Les algorithmes sont neutres ? ( Aurélie Jean)
D‘une certaine manière, la scientifique Aurélie Jean considère que les algorithmes sont n à l’image de ceux qui les construisent. Un peu la même problématique que l’énergie atomique qui peut être utilisée à des fins de paix ou de guerre. La question ne serait pas celle de l’existence des technologies mais de leurs conditions d’utilisation. Cette appréciation n’évacue pas cependant les questions de transparence démocratique et de régulation si nécessaire. Sans parler des problèmes d’éthique qui peuvent se poser pour certaines technologies. NDLR
En France, Aurélie Jean s’est imposée comme la meilleure des vulgarisatrices de la science algorithmique. De livres à succès en interventions remarquées, cette experte de la morphologie mathématique ne cesse de ferrailler contre les idées reçues sur les algorithmes, trop souvent assimilés aux seules dérives des réseaux sociaux comme Facebook. Dans son dernier ouvrage, la scientifique rappelle qu’ils ne sont responsables de rien, n’étant pas une personnalité juridique. Ne redoutez donc pas une société qui serait contrôlée par des intelligences artificielles. Mais intéressez-vous aux concepteurs des programmes. Pour poursuivre son entreprise de démystification, l’Opinion a soumis au commentaire de la scientifique des assertions sur les algorithmes.
Les algorithmes sont des coupables idéaux…
Le procès contre un algorithme est impossible, même si j’ai souvent l’impression de jouer leur avocate [rires…] ! Les algorithmesn’ont aucune personnalité juridique, qu’elle soit physique ou morale.
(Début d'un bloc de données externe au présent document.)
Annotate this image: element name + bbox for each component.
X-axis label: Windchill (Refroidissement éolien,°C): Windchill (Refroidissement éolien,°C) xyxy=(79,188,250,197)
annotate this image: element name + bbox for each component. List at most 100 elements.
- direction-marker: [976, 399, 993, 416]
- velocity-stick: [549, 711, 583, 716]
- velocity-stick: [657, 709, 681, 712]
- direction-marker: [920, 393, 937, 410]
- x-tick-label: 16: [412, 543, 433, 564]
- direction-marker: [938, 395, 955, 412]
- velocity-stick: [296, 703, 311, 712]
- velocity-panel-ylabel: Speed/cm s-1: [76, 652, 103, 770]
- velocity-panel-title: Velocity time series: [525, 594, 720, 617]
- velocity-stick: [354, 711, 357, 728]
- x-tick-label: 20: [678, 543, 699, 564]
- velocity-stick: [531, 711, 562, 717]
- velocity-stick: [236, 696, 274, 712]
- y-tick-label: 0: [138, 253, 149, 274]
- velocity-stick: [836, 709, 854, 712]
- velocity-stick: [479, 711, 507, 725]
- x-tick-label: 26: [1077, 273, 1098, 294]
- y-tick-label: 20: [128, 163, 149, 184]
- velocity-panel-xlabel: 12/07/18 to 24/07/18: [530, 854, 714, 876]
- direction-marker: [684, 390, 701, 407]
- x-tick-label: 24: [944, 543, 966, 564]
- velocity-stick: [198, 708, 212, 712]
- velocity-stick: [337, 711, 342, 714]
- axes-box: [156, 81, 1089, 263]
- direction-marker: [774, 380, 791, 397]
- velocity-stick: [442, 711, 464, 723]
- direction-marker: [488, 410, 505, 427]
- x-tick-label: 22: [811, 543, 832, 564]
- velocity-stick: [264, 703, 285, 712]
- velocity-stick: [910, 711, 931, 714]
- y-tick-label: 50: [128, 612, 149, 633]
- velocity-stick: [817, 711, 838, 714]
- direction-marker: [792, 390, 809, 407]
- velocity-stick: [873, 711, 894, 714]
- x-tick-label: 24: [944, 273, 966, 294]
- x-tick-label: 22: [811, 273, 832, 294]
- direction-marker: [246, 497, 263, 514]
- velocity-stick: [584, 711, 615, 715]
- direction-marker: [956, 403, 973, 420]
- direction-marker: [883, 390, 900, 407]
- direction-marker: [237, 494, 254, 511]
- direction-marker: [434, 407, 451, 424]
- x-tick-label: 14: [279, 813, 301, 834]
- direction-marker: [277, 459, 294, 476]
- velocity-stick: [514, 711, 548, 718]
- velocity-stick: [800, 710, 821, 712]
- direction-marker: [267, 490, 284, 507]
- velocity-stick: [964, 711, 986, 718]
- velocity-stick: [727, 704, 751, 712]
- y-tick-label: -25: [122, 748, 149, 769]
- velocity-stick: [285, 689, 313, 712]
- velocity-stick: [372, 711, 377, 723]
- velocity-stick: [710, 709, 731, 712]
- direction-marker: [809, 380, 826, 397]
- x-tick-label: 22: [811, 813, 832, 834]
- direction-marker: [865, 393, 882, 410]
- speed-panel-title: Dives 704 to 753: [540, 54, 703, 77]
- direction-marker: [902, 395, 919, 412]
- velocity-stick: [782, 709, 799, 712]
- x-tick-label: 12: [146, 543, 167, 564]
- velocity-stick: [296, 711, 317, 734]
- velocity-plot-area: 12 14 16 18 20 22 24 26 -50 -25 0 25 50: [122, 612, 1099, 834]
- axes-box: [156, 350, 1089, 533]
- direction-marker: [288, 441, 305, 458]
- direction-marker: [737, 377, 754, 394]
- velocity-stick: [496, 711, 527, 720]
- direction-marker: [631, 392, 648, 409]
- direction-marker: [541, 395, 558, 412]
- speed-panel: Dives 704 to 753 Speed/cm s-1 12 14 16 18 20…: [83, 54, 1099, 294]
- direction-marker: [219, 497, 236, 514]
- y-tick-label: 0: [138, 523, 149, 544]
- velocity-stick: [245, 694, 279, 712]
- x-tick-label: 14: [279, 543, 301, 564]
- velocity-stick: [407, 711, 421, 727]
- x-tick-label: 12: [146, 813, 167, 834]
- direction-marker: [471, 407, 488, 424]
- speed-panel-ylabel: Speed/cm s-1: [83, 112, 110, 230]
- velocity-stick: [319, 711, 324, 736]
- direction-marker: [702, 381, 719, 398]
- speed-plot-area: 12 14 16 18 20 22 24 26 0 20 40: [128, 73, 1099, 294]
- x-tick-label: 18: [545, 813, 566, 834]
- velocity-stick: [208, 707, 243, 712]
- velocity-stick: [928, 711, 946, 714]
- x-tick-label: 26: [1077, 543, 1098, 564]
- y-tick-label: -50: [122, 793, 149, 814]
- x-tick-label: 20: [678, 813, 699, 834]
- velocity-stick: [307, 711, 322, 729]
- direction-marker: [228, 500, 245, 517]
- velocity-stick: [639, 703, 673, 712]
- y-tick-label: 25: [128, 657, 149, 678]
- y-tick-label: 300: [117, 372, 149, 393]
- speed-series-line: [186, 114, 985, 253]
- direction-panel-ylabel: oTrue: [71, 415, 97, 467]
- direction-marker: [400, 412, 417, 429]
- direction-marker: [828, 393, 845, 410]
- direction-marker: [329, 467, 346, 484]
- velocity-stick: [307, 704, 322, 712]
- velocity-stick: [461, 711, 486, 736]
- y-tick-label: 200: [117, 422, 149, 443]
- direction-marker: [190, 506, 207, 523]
Derrière chaque algorithme en fonctionnement, il y a des hommes et des femmes qui ont pensé, développé, testé, vendu et utilisé cet algorithme. Des décisions bien humaines ont été prises tout au long du processus, sur la formulation du problème à résoudre, l’algorithme lui-même, des hypothèses, les données sur lesquelles le calibrer ou l’entraîner, ou encore des scénarios d’utilisation.
Ces décisions peuvent potentiellement être biaisées ou faussées, et mener à des discriminations technologiques – quand une catégorie de la population est écartée du fonctionnement de l’algorithme – ou à des erreurs. Un exemple de discrimination technologique tristement connu sont les premiers algorithmes de reconnaissance faciale qui ne reconnaissaient pas les personnes de couleur. Le jeu de données sur lequel l’algorithme avait été entraîné, était constitué majoritairement – voire uniquement – d’individus à peaux claires. L’algorithme était alors dans l’impossibilité de reconnaître la présence d’un visage à peau noire.